Problems with slave 7135 board

I have a 12x .380 7135 slave board connected to a 1.4A board. Together they should provide around 4.56A + 1.4A = 5.96A. However, I am only getting around 4.6A out of them. I direct drove the LED’s with the same battery I tested the boards with and got 6.2A, so Vf of the LED’s isn’t the issue and battery selection isn’t the issue. I tested the 1.4A board at 1.42A. The slave board is wired using 20ga wire. Why am I so far off from the desired current?

When you direct drove the LEDs, you didn’t have the voltage sag of your driver constellation in your circuit… I think that’s the reason you’re seeing less current.

It sounds to me like the 7135 chips on the driver aren’t working, but the slave board is. Can’t think of why that would happen though.

No, direct driven was the battery directly to the LED’s. As for the driver, it works perfectly fine without the slave board at 1.42A. With the slave, the modes on the driver work, just the current isn’t there. I don’t know why or how it could bypass the 7135’s on the drive and only use the 7135’s on the slave. Seems impossible since the slave is connected to a ground and pwm on one of the driver’s 7135’s.

I’ve got a similar set up, a triple XP-L with a 12x .380 7135 slave board connected to a 3.04A board. Running on Samsung nr18650-25R I get about 7.4 amps. So in theory it can work. Check all those solder joints, foil traces and wires.

No matter what you will get some losses through the driver traces and vias, along with the 7135s themselves. These are mostly useful for multiple LED solutions since the effective forward voltage requirement is so low.

Put a jumper across one of the 7135 ground and output pins then run it and see what you get.

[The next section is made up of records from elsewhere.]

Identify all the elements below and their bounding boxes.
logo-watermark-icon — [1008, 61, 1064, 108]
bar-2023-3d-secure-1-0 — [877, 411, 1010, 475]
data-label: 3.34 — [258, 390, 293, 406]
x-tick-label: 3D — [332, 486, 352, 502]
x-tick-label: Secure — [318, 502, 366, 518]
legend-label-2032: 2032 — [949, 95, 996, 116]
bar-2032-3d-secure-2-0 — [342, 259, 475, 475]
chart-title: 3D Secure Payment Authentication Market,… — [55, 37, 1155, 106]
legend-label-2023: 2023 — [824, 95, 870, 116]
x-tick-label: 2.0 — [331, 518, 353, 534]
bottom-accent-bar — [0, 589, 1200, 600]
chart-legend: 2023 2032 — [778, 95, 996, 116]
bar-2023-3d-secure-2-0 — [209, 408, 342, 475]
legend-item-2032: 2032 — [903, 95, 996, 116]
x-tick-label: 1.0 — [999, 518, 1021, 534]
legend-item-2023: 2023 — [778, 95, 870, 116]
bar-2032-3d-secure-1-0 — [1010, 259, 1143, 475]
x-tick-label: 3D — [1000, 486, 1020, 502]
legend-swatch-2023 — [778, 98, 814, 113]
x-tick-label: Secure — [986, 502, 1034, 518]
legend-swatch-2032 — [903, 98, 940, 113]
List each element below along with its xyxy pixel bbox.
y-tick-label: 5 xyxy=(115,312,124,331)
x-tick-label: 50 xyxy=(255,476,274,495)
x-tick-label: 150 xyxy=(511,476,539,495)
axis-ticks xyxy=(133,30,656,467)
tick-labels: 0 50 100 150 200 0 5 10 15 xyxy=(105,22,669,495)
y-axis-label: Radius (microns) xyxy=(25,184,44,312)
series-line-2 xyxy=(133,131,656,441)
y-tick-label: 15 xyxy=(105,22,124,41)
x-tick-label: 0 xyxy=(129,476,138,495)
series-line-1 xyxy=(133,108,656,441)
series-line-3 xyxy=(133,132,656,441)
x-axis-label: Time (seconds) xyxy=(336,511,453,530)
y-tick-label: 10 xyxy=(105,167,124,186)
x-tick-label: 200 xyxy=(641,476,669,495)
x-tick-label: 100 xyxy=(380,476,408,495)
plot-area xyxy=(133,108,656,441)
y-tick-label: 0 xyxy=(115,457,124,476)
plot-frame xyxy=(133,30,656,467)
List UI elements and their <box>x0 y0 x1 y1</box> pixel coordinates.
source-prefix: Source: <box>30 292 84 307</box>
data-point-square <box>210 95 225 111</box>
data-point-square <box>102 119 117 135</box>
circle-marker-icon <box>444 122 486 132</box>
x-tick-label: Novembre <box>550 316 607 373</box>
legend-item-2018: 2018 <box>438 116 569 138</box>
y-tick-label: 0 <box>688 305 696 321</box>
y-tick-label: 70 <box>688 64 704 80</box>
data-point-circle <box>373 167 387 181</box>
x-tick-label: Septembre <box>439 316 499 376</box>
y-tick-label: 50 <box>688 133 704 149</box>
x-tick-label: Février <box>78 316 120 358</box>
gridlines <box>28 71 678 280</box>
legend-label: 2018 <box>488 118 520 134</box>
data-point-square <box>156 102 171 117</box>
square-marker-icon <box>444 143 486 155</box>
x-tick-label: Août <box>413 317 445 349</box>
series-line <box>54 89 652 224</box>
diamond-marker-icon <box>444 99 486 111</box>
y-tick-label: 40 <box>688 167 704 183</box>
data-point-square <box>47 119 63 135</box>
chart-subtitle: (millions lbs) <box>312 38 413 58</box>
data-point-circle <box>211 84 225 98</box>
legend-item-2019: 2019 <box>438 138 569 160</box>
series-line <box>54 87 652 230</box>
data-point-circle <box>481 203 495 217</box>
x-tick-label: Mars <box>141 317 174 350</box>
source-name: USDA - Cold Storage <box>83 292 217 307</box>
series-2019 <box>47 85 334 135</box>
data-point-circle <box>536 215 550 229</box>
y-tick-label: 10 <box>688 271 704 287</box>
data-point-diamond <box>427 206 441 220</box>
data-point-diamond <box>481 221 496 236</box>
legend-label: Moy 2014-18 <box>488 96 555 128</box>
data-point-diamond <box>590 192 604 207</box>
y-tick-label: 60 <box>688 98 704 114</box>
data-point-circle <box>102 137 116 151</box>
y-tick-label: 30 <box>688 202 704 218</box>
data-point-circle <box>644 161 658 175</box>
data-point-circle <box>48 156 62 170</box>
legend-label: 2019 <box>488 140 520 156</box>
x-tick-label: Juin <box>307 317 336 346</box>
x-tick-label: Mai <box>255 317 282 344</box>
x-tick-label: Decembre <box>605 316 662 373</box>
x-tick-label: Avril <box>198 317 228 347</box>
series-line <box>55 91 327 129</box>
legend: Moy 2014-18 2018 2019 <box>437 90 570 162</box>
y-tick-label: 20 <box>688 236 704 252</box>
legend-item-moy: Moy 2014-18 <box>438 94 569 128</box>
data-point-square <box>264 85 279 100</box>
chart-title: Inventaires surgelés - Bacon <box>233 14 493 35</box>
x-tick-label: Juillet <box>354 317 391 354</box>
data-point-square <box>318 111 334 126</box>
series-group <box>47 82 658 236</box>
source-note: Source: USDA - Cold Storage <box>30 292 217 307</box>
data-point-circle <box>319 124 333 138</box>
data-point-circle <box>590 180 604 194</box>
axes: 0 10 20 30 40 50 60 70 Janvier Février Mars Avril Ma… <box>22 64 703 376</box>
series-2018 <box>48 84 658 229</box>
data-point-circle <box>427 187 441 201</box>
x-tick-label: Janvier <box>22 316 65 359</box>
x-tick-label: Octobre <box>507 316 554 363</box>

Those are the losses from the driver traces, spring, contacts, and wiring. You then have to add the losses from the 7135s themselves on top of that.

Even an awesome FET driver will lose some power compared to true direct drive. You have a 1-6 mOhm FET (when cold and battery full), a few mOhms through the traces and vias, extra wire, etc. LEDs are so sensitive to voltage that even a few mOhms can make a large difference in some setups.

Richard, I know that there are some losses, I’ve just never experienced 1.5A loss. That seems pretty significant. I stacked the same amount of 7135’s on a different driver and didn’t have that much loss.

Sounds silly but do you have led - connected to both boards?

^ Good question RBD.

This doesn't sound like your problem, but just in case. 7135's can get hot real fast if they are on a slave board when there is a good gap between the cell voltage and the Vf of the load. 7135's have a thermal shutdown protection feature. I've seen it kick in real fast on slave boards Like in seconds. Maybe some of the chips are flowing more of the current early and shutting down fast. Seems doubtful, but you may want so hook up just the slave board and watch the current closely right out the gate. The solution is to heat sink the slave board.

7135's eat like .1 volt I believe.

Not silly. I’m a moron. I’ve been up for 18 hours. Plus this is my first time to wire up this slave board I’ve had for 6 months. In other words it’s very likely I have it wired wrong, and the more I think about it the more I think it is wrong.

I have the pwm, ground, led , and led - from the 1.4A driver to the slave board and then led and led - from slave to the led’s.

So is that wiring wrong?

As long as you have LED- connected from the slave to the driver, that answers RBD’s question.

It sounds like you’ve covered everything

Not wrong just covering the obvious. How hot is the cell?

When I tested it, the slave wasn’t hot and the cell wasn’t hot. It was only on long enough to check amperage and that’s it.

Sorry, I meant the charge.

3.09 ohms in there somewhere. But where? Sounds like alot when your taking small megohms from the7135. Are the led’s in parallel? Heat doesn’t help out either. I’m wanting to learn more about modding.

Yes, 3x XP-E2 Red LED’s in parallel, so low Vf with the LED’s.

Have you tried shorting the ground and output pin on the 7135s yet?

I have not. It will either be tomorrow morning or Monday morning. I work weekend nights in the ER, so technically I should be sleeping right now but the doorbell rang and woke me up. I’ll probably play with it tomorrow morning when I get off work.

I'd do that just to bypass the 7135s and eliminate that variable. There will be some drop going through the 7135s regardless, but if it is still way low then you'll know to look elsewhere. If is still way low bypassed, then the next step is to drill a hole and run the positive wire directly to the battery side. Most of those drivers only have a few small vias for the positive end and you can end up with a lot of resistance there at high amps, especially as that copper starts to heat up.